The LA Times recently analyzed test score data for almost every teacher in the LA Unified School District and published those results in their paper (see here). The paper justified its analysis thus:
“In Los Angeles and across the country, education officials have long known of the often huge disparities among teachers. They’ve seen the indelible effects, for good and ill, on children. But rather than analyze and address these disparities, they have opted mostly to ignore them.
Most districts act as though one teacher is about as good as another. As a result, the most effective teachers often go unrecognized, the keys to their success rarely studied. Ineffective teachers often face no consequences and get no extra help.
Which teacher a child gets is usually an accident of fate, in which the progress of some students is hindered while others just steps away thrive.
Though the government spends billions of dollars every year on education, relatively little of the money has gone to figuring out which teachers are effective and why.
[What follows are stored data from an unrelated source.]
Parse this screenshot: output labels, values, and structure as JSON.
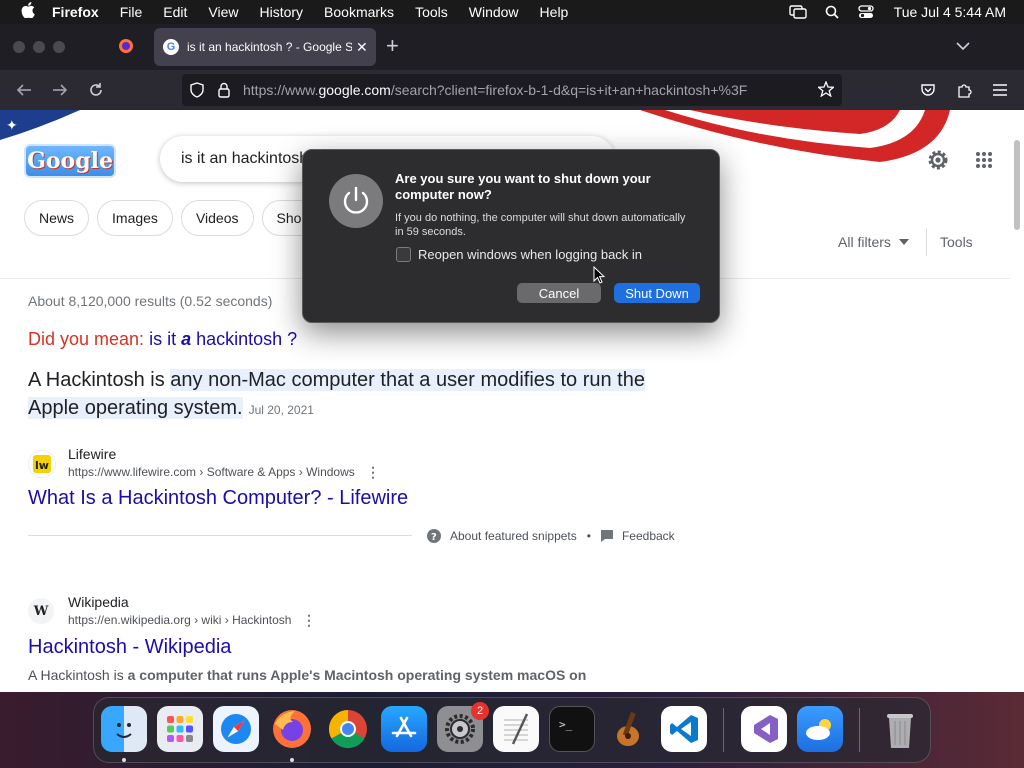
{
  "menubar": {
    "app_name": "Firefox",
    "items": [
      "File",
      "Edit",
      "View",
      "History",
      "Bookmarks",
      "Tools",
      "Window",
      "Help"
    ],
    "clock": "Tue Jul 4  5:44 AM"
  },
  "browser": {
    "tab_title": "is it an hackintosh ? - Google Se",
    "url_prefix": "https://www.",
    "url_domain": "google.com",
    "url_rest": "/search?client=firefox-b-1-d&q=is+it+an+hackintosh+%3F"
  },
  "google": {
    "logo_text": "Google",
    "query": "is it an hackintosh",
    "chips": [
      "News",
      "Images",
      "Videos",
      "Shop"
    ],
    "all_filters": "All filters",
    "tools": "Tools",
    "stats": "About 8,120,000 results (0.52 seconds)",
    "did_you_mean_label": "Did you mean:",
    "did_you_mean_pre": "is it ",
    "did_you_mean_bold": "a",
    "did_you_mean_post": " hackintosh ?",
    "answer_prefix": "A Hackintosh is ",
    "answer_highlight": "any non-Mac computer that a user modifies to run the Apple operating system.",
    "answer_date": "Jul 20, 2021",
    "about_snippets": "About featured snippets",
    "bullet": "•",
    "feedback": "Feedback",
    "results": [
      {
        "source": "Lifewire",
        "url": "https://www.lifewire.com › Software & Apps › Windows",
        "title": "What Is a Hackintosh Computer? - Lifewire",
        "icon_letter": "lw"
      },
      {
        "source": "Wikipedia",
        "url": "https://en.wikipedia.org › wiki › Hackintosh",
        "title": "Hackintosh - Wikipedia",
        "icon_letter": "W"
      }
    ],
    "desc_1": "A Hackintosh is ",
    "desc_2": "a computer that runs Apple's Macintosh operating system macOS on computer hardware not authorized for the purpose by Apple",
    "desc_3": "."
  },
  "dialog": {
    "title": "Are you sure you want to shut down your computer now?",
    "message": "If you do nothing, the computer will shut down automatically in 59 seconds.",
    "checkbox_label": "Reopen windows when logging back in",
    "checkbox_checked": false,
    "cancel": "Cancel",
    "confirm": "Shut Down"
  },
  "dock": {
    "apps": [
      "finder",
      "launchpad",
      "safari",
      "firefox",
      "chrome",
      "app-store",
      "system-settings",
      "textedit",
      "terminal",
      "garageband",
      "vscode",
      "visual-studio",
      "weather",
      "trash"
    ],
    "system_settings_badge": "2"
  },
  "colors": {
    "link": "#1a0dab",
    "dialog_primary": "#1f6fde",
    "did_you_mean": "#d93025"
  }
}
Seeking to shed light on the problem, The Times obtained seven years of math and English test scores from the Los Angeles Unified School District and used the information to estimate the effectiveness of L.A. teachers — something the district could do but has not.”
Because the paper published the names, schools, and scores they calculated for almost every teacher in the LAUSD, the LA Teachers union has called for a boycott of the paper.
I wonder how PWCS and PWEA would respond if we demanded the same from them? After all, we know that PWCS has ignored SOL test data and isn’t examining it to identify gaps in the instructional program, at least, at the elementary level.
How do we know that? Last year we asked for five years of SOL test data from a pre-printed report given to PWCS by Pearson Testing Services. We first made the request informally and then under FOIA. We provided the exact name of the report Pearson prepares and gives to the district – a report which one of our members had been given by her school Principal.
We were told that if we wanted the report, or just the data, it would cost over $200 for the district to determine if it existed. We appealed to our school board members and Chairman Milt Johns. While they agreed that the report should be released, the district refused to do so without the unanimous consent of the school board. The net effect – we never got the reports or the data.
So we know without a doubt that PWCS isn’t examining test data to identify gaps. If they were then the district would have known the data existed because they would have already used it, and would have simply provided it to us as FOIA requires, not assessed a $200 search fee. The only way the search fee can be justified is either (a) the district doesn’t use that data to identify gaps and honestly had to search to determine if the report existed, or, (b) the district does use the data and was lying to us when they assessed the $200 search fee to keep us from accessing the data. Neither explanation paints the district in a positive light.
So I can’t help but wonder how PWCS would react if we were to do a similar analysis on test score data in our county. As a parent I’d be very interested in the results.